On July 12, Hogan was dispatched to pick up an injured dog. It took about an hour for her to arrive at the site, and she didn't return to the city's animal shelter with the dog for another hour, according to a court document. By that time, the dog had died of what a veterinarian determined was heat stroke.
Hogan also was charged with animal cruelty in connection with two pet pit bulls she picked up June 24 after they had escaped from a backyard. One of the dogs, Kapone, disappeared while in her care and became the object of a citywide search.
The Rotary Club report notes that the shelter needs better record-keeping to track the large number of vicious dogs it handles and needs to screen people who want to adopt them.

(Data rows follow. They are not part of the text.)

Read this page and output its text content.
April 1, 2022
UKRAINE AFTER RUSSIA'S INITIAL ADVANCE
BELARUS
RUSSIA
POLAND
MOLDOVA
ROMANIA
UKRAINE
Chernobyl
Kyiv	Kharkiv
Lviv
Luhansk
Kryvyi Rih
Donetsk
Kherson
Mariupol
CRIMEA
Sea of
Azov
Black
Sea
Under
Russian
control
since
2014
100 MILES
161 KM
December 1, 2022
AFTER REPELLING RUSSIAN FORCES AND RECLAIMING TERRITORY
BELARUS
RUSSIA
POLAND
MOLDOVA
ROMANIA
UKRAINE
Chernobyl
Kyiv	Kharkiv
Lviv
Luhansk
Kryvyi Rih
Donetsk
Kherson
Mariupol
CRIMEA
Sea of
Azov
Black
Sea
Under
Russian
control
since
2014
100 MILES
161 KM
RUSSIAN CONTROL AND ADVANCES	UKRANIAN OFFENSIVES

"The vast majority of dogs brought in to the shelter are pit bulls," said the report. "Therefore, the potential for criminal activity is very real, and the checks for criminal background must be made. There should be a record of this with each adoption, available for audit. Under no circumstances, should any employee, regardless of rank, be allowed to conduct viewing (of animals) and adoption off the books."
Built in 1972, the old shelter closed this month. The new Memphis Animal Services shelter, a 35,000-square-foot facility, opened its doors Tuesday.
Memphis Chief Administrative Officer George Little said the new facility, though a striking improvement over the old, is still not big enough to handle the animals brought through its doors.
"It's already full," Little said.
The Rotary report says a public education campaign about dog-fighting will be necessary to correct the city's "attitude that animals are disposable."
"Until this is addressed, the shelter will continue to be overloaded, and not logistically capable of approaching any semblance of a no-kill facility," the report says.